JB Hi-Fi posts record sales on back of online boom
Tech-hungry consumers have helped to propel JB Hi-Fi to record sales of $9.2 billion for 2022 as online electronics purchases surged despite bricks-and-mortar stores reopening.
The ASX-listed home appliances retailer released a trading update on Tuesday outlining that it expects to report a 2022 net profit after tax of $544.9 million next month, up 7.7 per cent on last year.
JB Hi-Fi was among the companies seeing downgrades from analysts on Tuesday.Credit: Will Willitts
JB Hi-Fi’s preliminary financial results show sales up 3.5 per cent to $9.2 billion and earnings before interest and tax up 6.9 per cent to $795 million.
The company’s online sales helped fuelled the result, up by close to 53 per cent to $1.6 billion. Online purchases now contribute 17.6 per cent of the company’s total sales. When the company reported its full-year financial results in 2019, that figures was just 5.5 per cent of sales.

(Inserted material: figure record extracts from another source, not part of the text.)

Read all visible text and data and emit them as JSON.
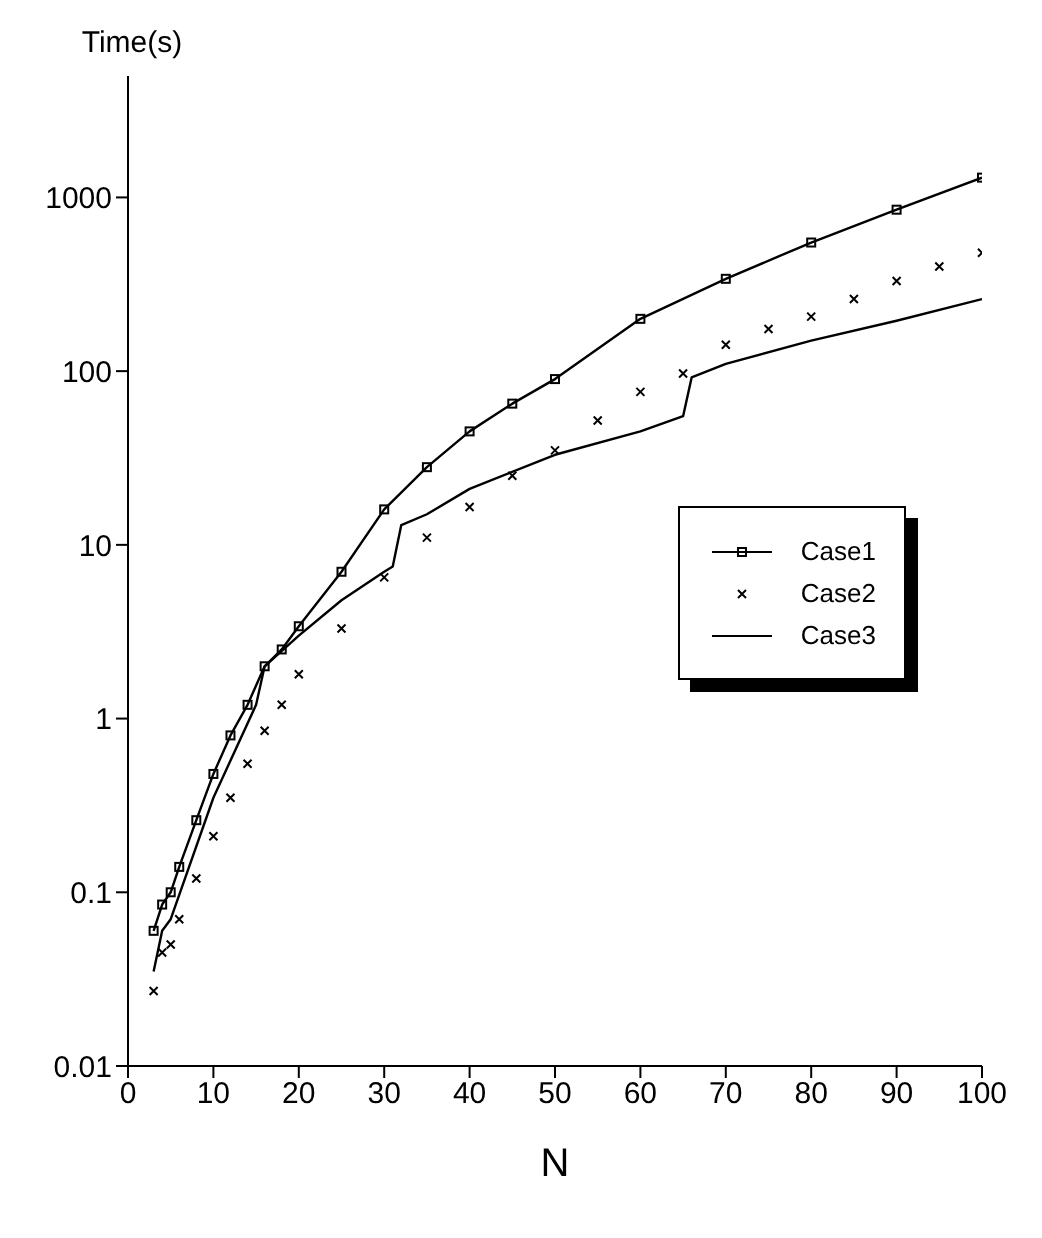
{
  "chart_data": {
    "type": "line",
    "xlabel": "N",
    "ylabel": "Time(s)",
    "log": "y",
    "grid": false,
    "legend": "right",
    "xlim": [
      0,
      100
    ],
    "xticks": [
      0,
      10,
      20,
      30,
      40,
      50,
      60,
      70,
      80,
      90,
      100
    ],
    "ylim": [
      0.01,
      5000
    ],
    "yticks": [
      0.01,
      0.1,
      1,
      10,
      100,
      1000
    ],
    "series": [
      {
        "name": "Case1",
        "marker": "square",
        "color": "#000000",
        "x": [
          3,
          4,
          5,
          6,
          8,
          10,
          12,
          14,
          16,
          18,
          20,
          25,
          30,
          35,
          40,
          45,
          50,
          60,
          70,
          80,
          90,
          100
        ],
        "values": [
          0.06,
          0.085,
          0.1,
          0.14,
          0.26,
          0.48,
          0.8,
          1.2,
          2.0,
          2.5,
          3.4,
          7,
          16,
          28,
          45,
          65,
          90,
          200,
          340,
          550,
          850,
          1300
        ]
      },
      {
        "name": "Case2",
        "type": "scatter",
        "marker": "cross",
        "color": "#000000",
        "x": [
          3,
          4,
          5,
          6,
          8,
          10,
          12,
          14,
          16,
          18,
          20,
          25,
          30,
          35,
          40,
          45,
          50,
          55,
          60,
          65,
          70,
          75,
          80,
          85,
          90,
          95,
          100
        ],
        "values": [
          0.027,
          0.045,
          0.05,
          0.07,
          0.12,
          0.21,
          0.35,
          0.55,
          0.85,
          1.2,
          1.8,
          3.3,
          6.5,
          11,
          16.5,
          25,
          35,
          52,
          76,
          97,
          142,
          175,
          206,
          260,
          330,
          400,
          480
        ]
      },
      {
        "name": "Case3",
        "marker": "none",
        "color": "#000000",
        "x": [
          3,
          4,
          5,
          10,
          15,
          16,
          20,
          25,
          30,
          31,
          32,
          35,
          40,
          50,
          60,
          65,
          66,
          70,
          80,
          90,
          100
        ],
        "values": [
          0.035,
          0.06,
          0.07,
          0.35,
          1.2,
          2.0,
          3.0,
          4.8,
          7,
          7.5,
          13,
          15,
          21,
          33,
          45,
          55,
          92,
          110,
          150,
          195,
          260
        ]
      }
    ]
  }
}
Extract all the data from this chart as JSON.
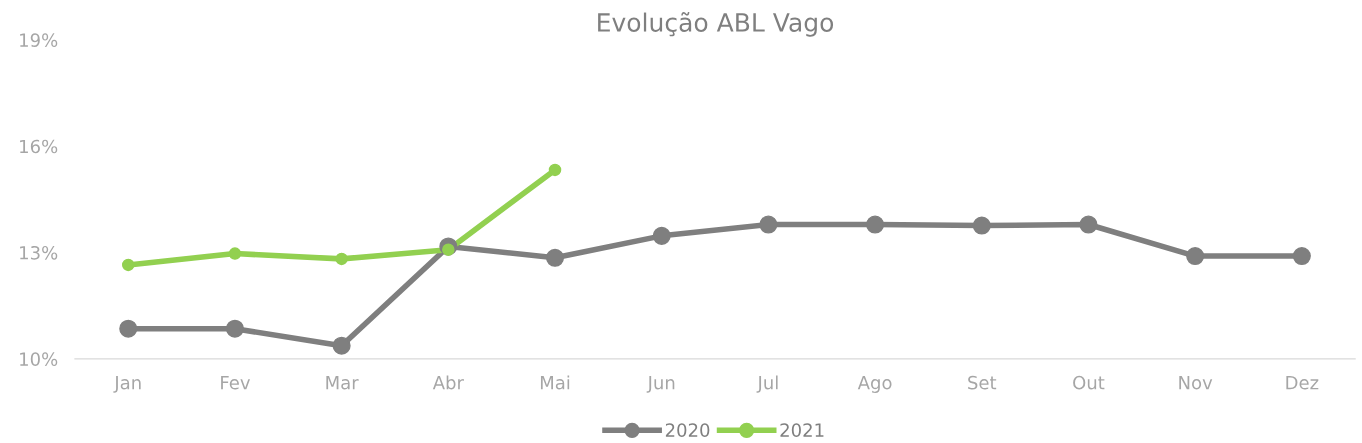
{
  "chart_data": {
    "type": "line",
    "title": "Evolução ABL Vago",
    "categories": [
      "Jan",
      "Fev",
      "Mar",
      "Abr",
      "Mai",
      "Jun",
      "Jul",
      "Ago",
      "Set",
      "Out",
      "Nov",
      "Dez"
    ],
    "series": [
      {
        "name": "2020",
        "color": "#7f7f7f",
        "values": [
          10.85,
          10.85,
          10.37,
          13.17,
          12.85,
          13.47,
          13.79,
          13.79,
          13.76,
          13.79,
          12.9,
          12.9
        ]
      },
      {
        "name": "2021",
        "color": "#92d050",
        "values": [
          12.65,
          12.97,
          12.82,
          13.08,
          15.33,
          null,
          null,
          null,
          null,
          null,
          null,
          null
        ]
      }
    ],
    "ylim": [
      10,
      19
    ],
    "yticks": [
      {
        "value": 10,
        "label": "10%"
      },
      {
        "value": 13,
        "label": "13%"
      },
      {
        "value": 16,
        "label": "16%"
      },
      {
        "value": 19,
        "label": "19%"
      }
    ],
    "grid": false,
    "legend": "bottom",
    "marker": "circle",
    "line_style": "solid"
  }
}
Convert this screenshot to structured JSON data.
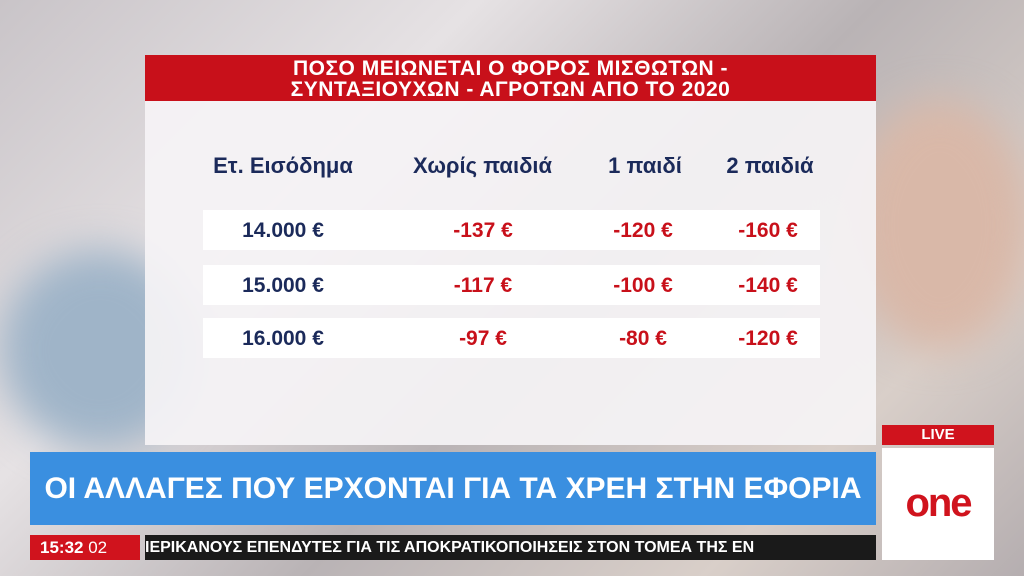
{
  "graphic": {
    "title_line1": "ΠΟΣΟ ΜΕΙΩΝΕΤΑΙ Ο ΦΟΡΟΣ ΜΙΣΘΩΤΩΝ -",
    "title_line2": "ΣΥΝΤΑΞΙΟΥΧΩΝ - ΑΓΡΟΤΩΝ ΑΠΟ ΤΟ 2020",
    "headers": [
      "Ετ. Εισόδημα",
      "Χωρίς παιδιά",
      "1 παιδί",
      "2 παιδιά"
    ],
    "rows": [
      [
        "14.000 €",
        "-137 €",
        "-120 €",
        "-160 €"
      ],
      [
        "15.000 €",
        "-117 €",
        "-100 €",
        "-140 €"
      ],
      [
        "16.000 €",
        "-97 €",
        "-80 €",
        "-120 €"
      ]
    ]
  },
  "banner": {
    "headline": "ΟΙ ΑΛΛΑΓΕΣ ΠΟΥ ΕΡΧΟΝΤΑΙ ΓΙΑ ΤΑ ΧΡΕΗ ΣΤΗΝ ΕΦΟΡΙΑ"
  },
  "clock": {
    "time": "15:32",
    "seconds": "02"
  },
  "ticker": {
    "text": "ΙΕΡΙΚΑΝΟΥΣ ΕΠΕΝΔΥΤΕΣ ΓΙΑ ΤΙΣ ΑΠΟΚΡΑΤΙΚΟΠΟΙΗΣΕΙΣ ΣΤΟΝ ΤΟΜΕΑ ΤΗΣ ΕΝ"
  },
  "channel": {
    "live_label": "LIVE",
    "logo": "one"
  },
  "colors": {
    "red": "#c8101a",
    "blue": "#3a8fe0",
    "navy": "#1b2a5a"
  }
}
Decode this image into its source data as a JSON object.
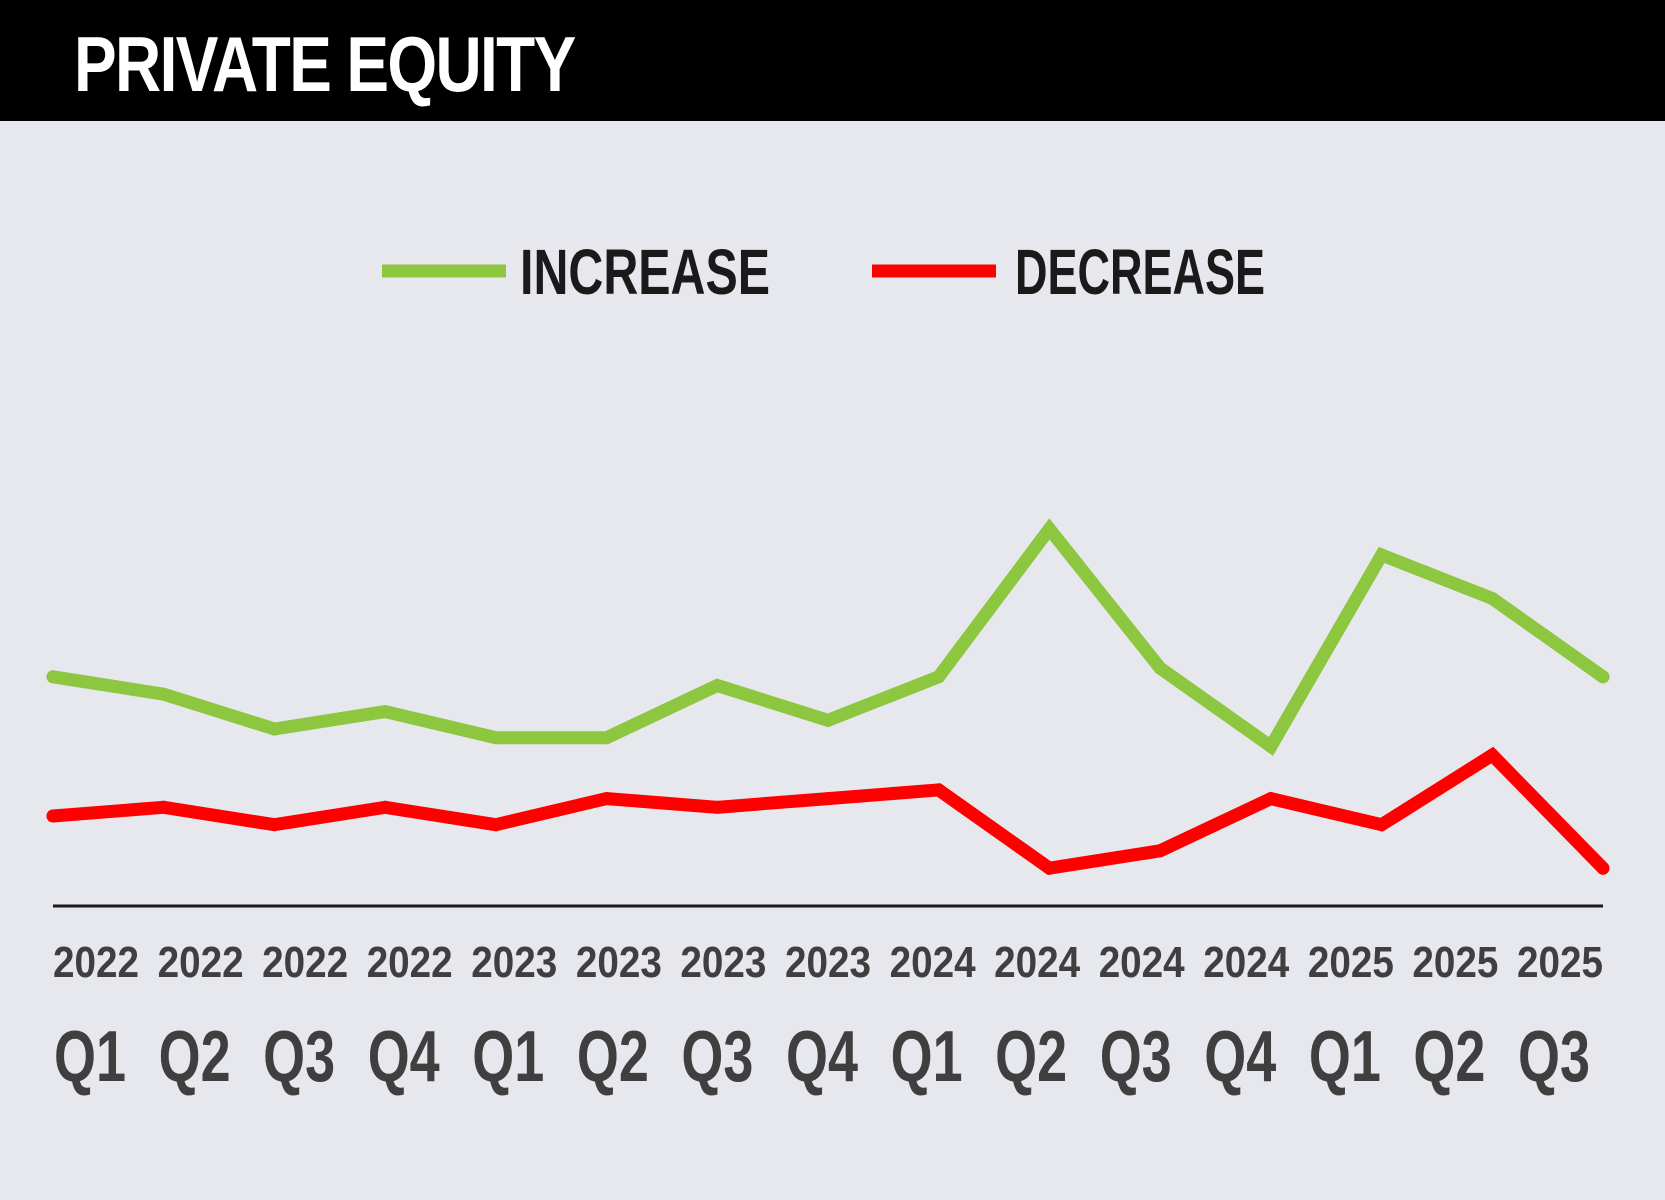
{
  "header": {
    "title": "PRIVATE EQUITY"
  },
  "colors": {
    "increase": "#8dc63f",
    "decrease": "#ff0000",
    "header_bg": "#000000",
    "background": "#e7e8ed",
    "axis_text": "#3f3f3f"
  },
  "chart_data": {
    "type": "line",
    "title": "PRIVATE EQUITY",
    "categories": [
      {
        "year": "2022",
        "quarter": "Q1"
      },
      {
        "year": "2022",
        "quarter": "Q2"
      },
      {
        "year": "2022",
        "quarter": "Q3"
      },
      {
        "year": "2022",
        "quarter": "Q4"
      },
      {
        "year": "2023",
        "quarter": "Q1"
      },
      {
        "year": "2023",
        "quarter": "Q2"
      },
      {
        "year": "2023",
        "quarter": "Q3"
      },
      {
        "year": "2023",
        "quarter": "Q4"
      },
      {
        "year": "2024",
        "quarter": "Q1"
      },
      {
        "year": "2024",
        "quarter": "Q2"
      },
      {
        "year": "2024",
        "quarter": "Q3"
      },
      {
        "year": "2024",
        "quarter": "Q4"
      },
      {
        "year": "2025",
        "quarter": "Q1"
      },
      {
        "year": "2025",
        "quarter": "Q2"
      },
      {
        "year": "2025",
        "quarter": "Q3"
      }
    ],
    "series": [
      {
        "name": "INCREASE",
        "color": "#8dc63f",
        "values": [
          66,
          64,
          60,
          62,
          59,
          59,
          65,
          61,
          66,
          83,
          67,
          58,
          80,
          75,
          66
        ]
      },
      {
        "name": "DECREASE",
        "color": "#ff0000",
        "values": [
          50,
          51,
          49,
          51,
          49,
          52,
          51,
          52,
          53,
          44,
          46,
          52,
          49,
          57,
          44
        ]
      }
    ],
    "ylim": [
      0,
      100
    ],
    "y_axis_shown": false,
    "grid": false,
    "legend_position": "top-center"
  }
}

JB Hi-Fi chief executive Terry Smart said the record earnings performance came down to the success of both of the retailer’s sales channels.
“The benefits of having a strong multichannel strategy were especially evident in the second half as COVID-19 restrictions eased and customers returned to shopping in-store, whilst continuing to shop with us online,” he said.
Sales at white goods brand The Good Guys also performed strongly, up 7.7 per cent for the June quarter and 2.7 per cent for the year overall.
Rising interest rates and inflation have led to speculation of a spending slowdown for non-discretionary goods, but JB Hi-Fi said on Tuesday that sales momentum had been strong throughout the year.
The COVID-19 pandemic helped fuel sales of consumer electronics hardware like game consoles and computers, which often have lower margins than other tech like computer software or games.
However, as Barrenjoey analysts point out in a recent note, supply shortages of many electronic products have helped with margins.
“JB Hi-Fi’s gross margins ought to have reduced but given less discounting as product was in short supply, gross margins have actually expanded significantly,” consumer analyst Tom Kierath said in a note last month.
The company’s shares traded at a high of $55.85 last March but have slid 16.2 per cent this year to sit at $40.88 at Monday’s close.